Title: Shear Behavior of Reinforced Concrete Columns with High-Strength Steel and Concrete under Low Axial Load
Author(s): Yu-Chen Ou, Dimas Pramudya Kurniawan and Nuraziz Handika
Publication: Special Publication
Appears on pages(s): 1-16
Keywords: Reinforced concrete columns; Cyclic loading; Double curvature; Shear; High strength reinforcement; High-strength concrete.
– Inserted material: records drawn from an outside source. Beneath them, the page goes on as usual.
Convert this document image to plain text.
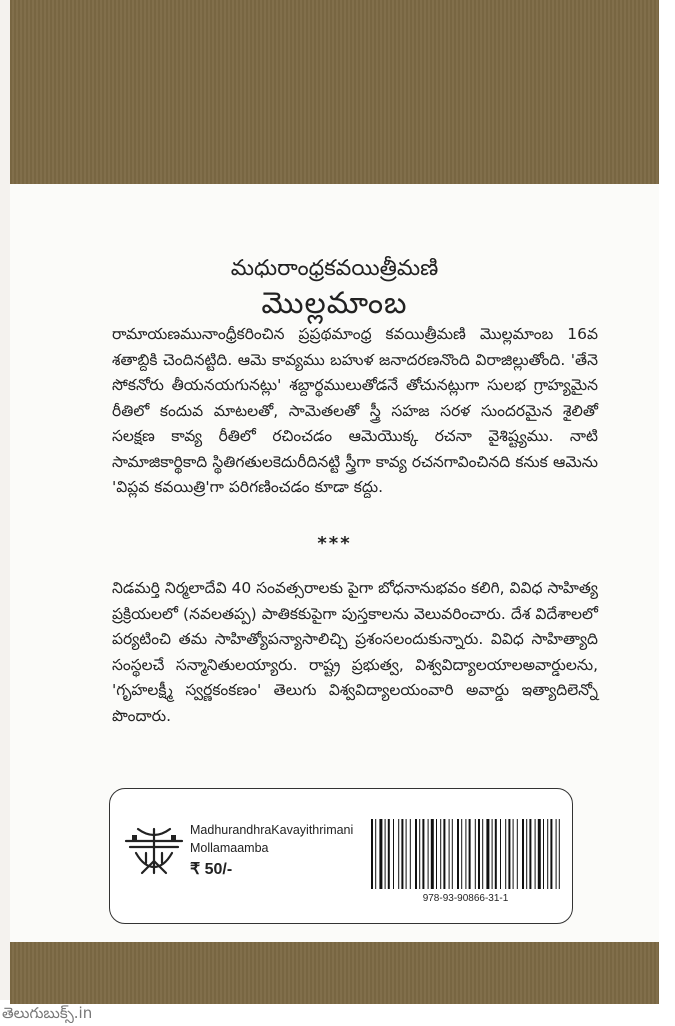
మధురాంధ్రకవయిత్రీమణి
మొల్లమాంబ

రామాయణమునాంధ్రీకరించిన ప్రప్రథమాంధ్ర కవయిత్రీమణి మొల్లమాంబ 16వ శతాబ్దికి చెందినట్టిది. ఆమె కావ్యము బహుళ జనాదరణనొంది విరాజిల్లుతోంది. 'తేనె సోకనోరు తీయనయగునట్లు' శబ్దార్థములుతోడనే తోచునట్లుగా సులభ గ్రాహ్యమైన రీతిలో కందువ మాటలతో, సామెతలతో స్త్రీ సహజ సరళ సుందరమైన శైలితో సలక్షణ కావ్య రీతిలో రచించడం ఆమెయొక్క రచనా వైశిష్ట్యము. నాటి సామాజికార్థికాది స్థితిగతులకెదురీదినట్టి స్త్రీగా కావ్య రచనగావించినది కనుక ఆమెను 'విప్లవ కవయిత్రి'గా పరిగణించడం కూడా కద్దు.

***

నిడమర్తి నిర్మలాదేవి 40 సంవత్సరాలకు పైగా బోధనానుభవం కలిగి, వివిధ సాహిత్య ప్రక్రియలలో (నవలతప్ప) పాతికకుపైగా పుస్తకాలను వెలువరించారు. దేశ విదేశాలలో పర్యటించి తమ సాహిత్యోపన్యాసాలిచ్చి ప్రశంసలందుకున్నారు. వివిధ సాహిత్యాది సంస్థలచే సన్మానితులయ్యారు. రాష్ట్ర ప్రభుత్వ, విశ్వవిద్యాలయాలఅవార్డులను, 'గృహలక్ష్మీ స్వర్ణకంకణం' తెలుగు విశ్వవిద్యాలయంవారి అవార్డు ఇత్యాదిలెన్నో పొందారు.

MadhurandhraKavayithrimani
Mollamaamba
₹ 50/-
978-93-90866-31-1
తెలుగుబుక్స్.in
Abstract:The advancement of material technology has led to higher grades of both concrete and steel strengths. High-strength concrete and steel can decrease the size of structural members and increase the available floor area. In addition, it can decrease the consumption of aggregate and steel, promoting environmental sustainability. This research investigates the shear behavior of high-strength reinforced concrete columns under low axial load. The specified compressive strength of concrete is 70 MPa or 100 MPa. The specified yield strengths of longitudinal and transverse reinforcement are 685 MPa and 785 MPa, respectively. Eight large-scale column specimens were constructed and tested in double bending under lateral cyclic load. Test results showed that all specimens had shear failure without yielding of longitudinal reinforcement as expected in design. Higher concrete compressive strength, higher axial load and smaller spacing of transverse reinforcement resulted in higher shear strength. The peak applied load was reached before yielding of transverse reinforcement. The critical shear crack angle was approximately 30° and 20° for columns with 10% and 20% axial load, respectively. The simplified shear strength equation of the ACI 318 code was conservative for columns tested in this research and for high strength columns collected from literature. However, the detailed shear strength equation exhibited non-conservative results for most of the columns examined.